Ainsi, le récent rapport de l’OIT « Travailler pour bâtir un avenir meilleur » élaboré par la Commission mondiale sur l’avenir du travail n’a pas clairement posé la distinction entre la situation réelle du travail dans le monde actuel et l’aspiration normative – parfaitement légitime – d’offrir à tous les bénéfices de l’emploi formel.
Dans quels contextes le travail de l’humanité se déploie-t-il réellement ? En étendant le regard au-delà du « marché du travail » au sens strict et en partant des statistiques actuelles, suggérons une approche pour estimer à grands traits cette réalité1. La démarche présente quatre étapes : offrir un regard élargi sur la notion de « main-d’œuvre », approfondir la notion d’informalité et donc étendre la vision du travail au-delà de ce que captent les statistiques, expliquer, enfin, les tenants et aboutissants des résultats ainsi obtenus.
Les textes législatifs et statistiques qui ont cours au niveau mondial considèrent que les adolescents entrent dans « l’âge de travail » à 15 ans révolus pour n’en sortir qu’au moment de la mort. Cette lecture permet de dépasser la disparité des régimes – là où ils existent – en matière de retraite et d’éducation. Selon les statistiques de l’OIT, il y aurait aujourd’hui environ 5,5 milliards de personnes « en âge de travailler », soit 75 % de la population totale 2.
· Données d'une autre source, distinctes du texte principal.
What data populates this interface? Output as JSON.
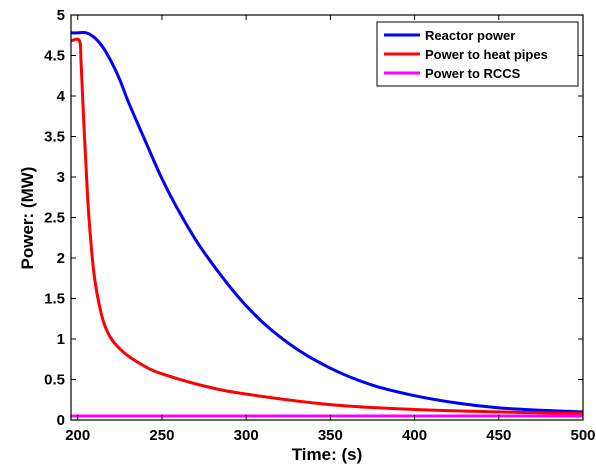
{
  "chart_data": {
    "type": "line",
    "title": "",
    "xlabel": "Time: (s)",
    "ylabel": "Power: (MW)",
    "xlim": [
      196,
      500
    ],
    "ylim": [
      0,
      5
    ],
    "xticks": [
      200,
      250,
      300,
      350,
      400,
      450,
      500
    ],
    "yticks": [
      0,
      0.5,
      1,
      1.5,
      2,
      2.5,
      3,
      3.5,
      4,
      4.5,
      5
    ],
    "ytick_labels": [
      "0",
      "0.5",
      "1",
      "1.5",
      "2",
      "2.5",
      "3",
      "3.5",
      "4",
      "4.5",
      "5"
    ],
    "grid": false,
    "legend_position": "top-right",
    "series": [
      {
        "name": "Reactor power",
        "color": "#0000ff",
        "x": [
          196,
          200,
          205,
          210,
          215,
          220,
          225,
          230,
          240,
          250,
          260,
          275,
          300,
          325,
          350,
          375,
          400,
          425,
          450,
          475,
          500
        ],
        "y": [
          4.78,
          4.78,
          4.78,
          4.72,
          4.6,
          4.42,
          4.2,
          3.93,
          3.45,
          2.98,
          2.58,
          2.07,
          1.41,
          0.95,
          0.64,
          0.43,
          0.3,
          0.21,
          0.15,
          0.12,
          0.1
        ]
      },
      {
        "name": "Power to heat pipes",
        "color": "#ff0000",
        "x": [
          196,
          201,
          202,
          204,
          206,
          208,
          210,
          213,
          216,
          220,
          225,
          230,
          240,
          250,
          275,
          300,
          350,
          400,
          450,
          500
        ],
        "y": [
          4.68,
          4.68,
          4.4,
          3.5,
          2.7,
          2.15,
          1.75,
          1.4,
          1.17,
          1.0,
          0.88,
          0.79,
          0.66,
          0.57,
          0.42,
          0.32,
          0.19,
          0.13,
          0.1,
          0.08
        ]
      },
      {
        "name": "Power to RCCS",
        "color": "#ff00ff",
        "x": [
          196,
          500
        ],
        "y": [
          0.05,
          0.05
        ]
      }
    ]
  }
}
La population en âge de travailler (les plus de 15 ans) est ensuite répartie en deux grandes catégories : « la main-d’œuvre » (62 % du total mondial) et « le hors main-d’œuvre » (38 % du total mondial). Les situations diffèrent d’un pays à l’autre, en fonction du contexte institutionnel (l’éducation et l’âge de la retraite) et aussi en fonction du niveau de revenu par tête.
Le Japon se trouve à un des extrêmes du spectre : 40 % de la population en âge de travailler est hors main-d’œuvre, proportion parmi laquelle 58 % des personnes ont plus de 65 ans. À l’autre extrême, en Ouganda, le hors main-d’œuvre s’élève à 29 % de personnes en âge de travailler, les plus de 65 ans ne représentant que 7 % de cette proportion. Selon les pays, de telles différences sont susceptibles d’apparaître aussi dans d’autres classes d’âge.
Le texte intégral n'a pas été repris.